La vague de chaleur est sans précédent. Depuis plusieurs jours, près de la moitié des Etats du Mexique cumulent des températures supérieures à 40 degrés, dépassant même 45 dans certaines zones. A Palenque, dans l’Etat du Chiapas, on annonce ainsi des températures oscillant autour de 42 degrés pendant les 10 prochains jours. Près d’une trentaine de personnes sont déjà décédées et de nombreuses autres hospitalisées d’après les chiffres du Ministère de la Santé mexicain, relayés par Reuters.
Face à une telle canicule, les espèces locales d’animaux sont d’autant plus exposés et ont du mal à survivre. Ces derniers jours, plus d’une centaine de singes hurleurs ont ainsi été retrouvés morts au pied des arbres, dans les Etats du Chiapas et du Tabasco. Epuisés par la canicule, par les activités humaines et les incendies qui perturbent et détruisent leurs habitats, affaiblis par la déshydratation, ces singes arboricoles ne sont plus capables de se maintenir dans les hauteurs sur les branches. “Ils tombent comme des pommes” commente Gilberto Pozo, biologiste local spécialisé dans la conservation des espèces tropicales, qui témoigne dans le Guardian.
“Une espèce sentinelle” face au réchauffement climatique
Face à l’hécatombe, des équipes de secouristes volontaires et des pompiers locaux se sont mobilisés. Plusieurs singes, déshydratés et victimes de fièvres intenses, ont été transportés dans une clinique vétérinaire pour être soignés et certains commencent déjà à se rétablir. Mais depuis une dizaine de jours, les populations locales de singes hurleurs sont de plus en plus affaiblies, et le nombre de morts continue d’augmenter. Pour Gilberto Pozo, cette succession de décès est liée à une synergie de facteurs : chaleur extrême, sécheresse, incendies de forêts, exploitation forestière… Dans ces conditions, les singes sont privés d’eau, de nourriture, d’ombre et d’abri, et s’épuisent jusqu’à la mort.
Outre les singes, d’autres espèces sont également victimes de la vague de chaleur. Localement, les écologistes et les bénévoles ont ainsi secouru des reptiles et plusieurs espèces d’oiseaux. Mais difficile d’évaluer l’ampleur de la crise pour la biodiversité locale, notamment dans des zones naturelles parfois isolées.

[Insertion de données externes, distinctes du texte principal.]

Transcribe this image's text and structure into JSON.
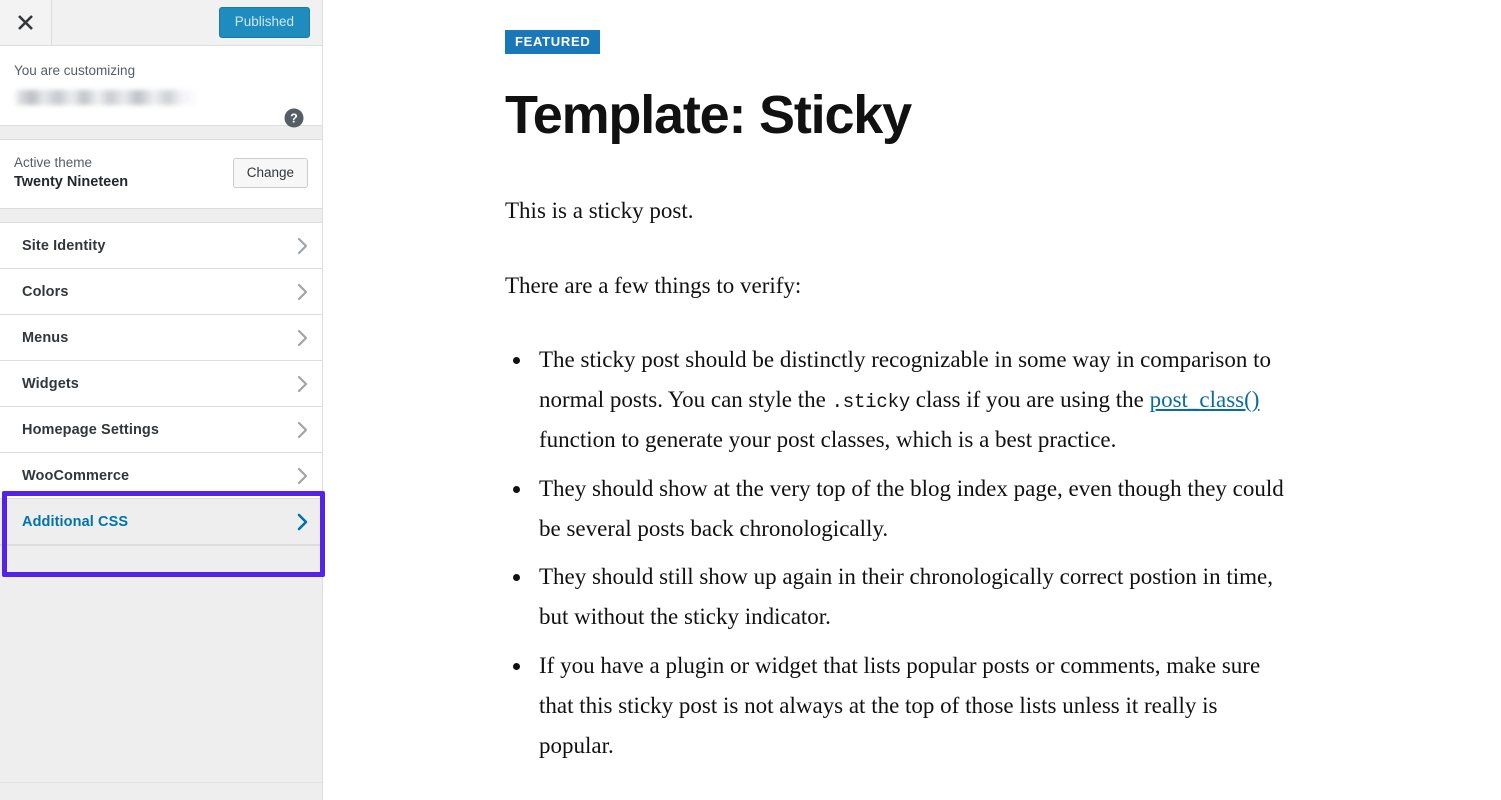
{
  "header": {
    "close_icon": "close-icon",
    "publish_label": "Published"
  },
  "customizing_panel": {
    "label": "You are customizing",
    "site_name": "",
    "help_icon": "help-circle-icon"
  },
  "active_theme": {
    "eyebrow": "Active theme",
    "name": "Twenty Nineteen",
    "change_label": "Change"
  },
  "nav": {
    "items": [
      {
        "label": "Site Identity",
        "chevron": "chevron-right-icon",
        "highlighted": false
      },
      {
        "label": "Colors",
        "chevron": "chevron-right-icon",
        "highlighted": false
      },
      {
        "label": "Menus",
        "chevron": "chevron-right-icon",
        "highlighted": false
      },
      {
        "label": "Widgets",
        "chevron": "chevron-right-icon",
        "highlighted": false
      },
      {
        "label": "Homepage Settings",
        "chevron": "chevron-right-icon",
        "highlighted": false
      },
      {
        "label": "WooCommerce",
        "chevron": "chevron-right-icon",
        "highlighted": false
      },
      {
        "label": "Additional CSS",
        "chevron": "chevron-right-icon",
        "highlighted": true
      }
    ]
  },
  "annotation": {
    "target": "Additional CSS",
    "color": "#5423e8"
  },
  "colors": {
    "accent_blue": "#0073aa",
    "publish_blue": "#1e8cbe",
    "badge_blue": "#1b78b8",
    "annotation_purple": "#5423e8",
    "sidebar_gray": "#eeeeee",
    "border_gray": "#dddddd"
  },
  "post": {
    "badge": "FEATURED",
    "title": "Template: Sticky",
    "intro": "This is a sticky post.",
    "lead_in": "There are a few things to verify:",
    "bullets": [
      {
        "parts": [
          {
            "type": "text",
            "value": "The sticky post should be distinctly recognizable in some way in comparison to normal posts. You can style the "
          },
          {
            "type": "code",
            "value": ".sticky"
          },
          {
            "type": "text",
            "value": " class if you are using the "
          },
          {
            "type": "link",
            "value": "post_class()"
          },
          {
            "type": "text",
            "value": " function to generate your post classes, which is a best practice."
          }
        ]
      },
      {
        "parts": [
          {
            "type": "text",
            "value": "They should show at the very top of the blog index page, even though they could be several posts back chronologically."
          }
        ]
      },
      {
        "parts": [
          {
            "type": "text",
            "value": "They should still show up again in their chronologically correct postion in time, but without the sticky indicator."
          }
        ]
      },
      {
        "parts": [
          {
            "type": "text",
            "value": "If you have a plugin or widget that lists popular posts or comments, make sure that this sticky post is not always at the top of those lists unless it really is popular."
          }
        ]
      }
    ]
  }
}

Pour Gilberto Pozo, la situation est en tout cas particulièrement significative. Le singe hurleur est en effet “une espèce sentinelle”, dont la santé est un témoin de la santé globale de l’écosystème. “Cela en dit long sur ce qui se passe avec le réchauffement climatique” et sur la pression qu’il constitue pour la biodiversité, selon le biologiste.
La biodiversité victime de la crise climatique
Pour l’heure, la vague de chaleur mexicaine n’a pas encore officiellement été attribuée au réchauffement climatique, et la cause précise des décès des animaux doit encore être confirmée avec certitude. Mais d’ores et déjà, de nombreuses études ont montré comment la hausse des températures mondiales menace les espèces vivantes. Selon l’IPBES (Plateforme intergouvernementale scientifique et politique sur la biodiversité et les services écosystémiques), le GIEC de la biodiversité, le réchauffement climatique constitue l’une des principales pressions sur la biodiversité mondiale. Près de la moitié des espèces de mammifères sur la planète ont déjà vu leurs habitats naturels transformés par la crise climatique, et jusqu’à 5% des espèces seraient menacées d’extinction en cas de réchauffement climatique limité à deux degrés.
Ces dernières années, les exemples de l’impact du climat sur la dégradation de la biodiversité se multiplient. Il y a quelques mois, plusieurs dizaines d’éléphants sont morts au Zimbabwe à cause du manque d’eau, lors d’une sécheresse exceptionnelle, largement accentuée par El Niño et le réchauffement climatique. Quelques semaines plus tôt, près d’une centaine de dauphins roses d’Amazonie avaient perdu la vie pendant une période caniculaire, alors que les eaux des lacs amazoniens flirtaient par endroit avec les 40 degrés. Même chose dans les océans, où les canicules marines se multiplient, emportant avec elles une grande partie de la biodiversité des océans. En 2022, ce sont des milliers d’animaux d’élevage qui ont aussi été tués par les chaleurs extrêmes qui avaient frappé les Etats-Unis. Une liste qui devrait continuer de s’allonger, alors que le réchauffement climatique continue de s’amplifier et de menacer les écosystèmes mondiaux.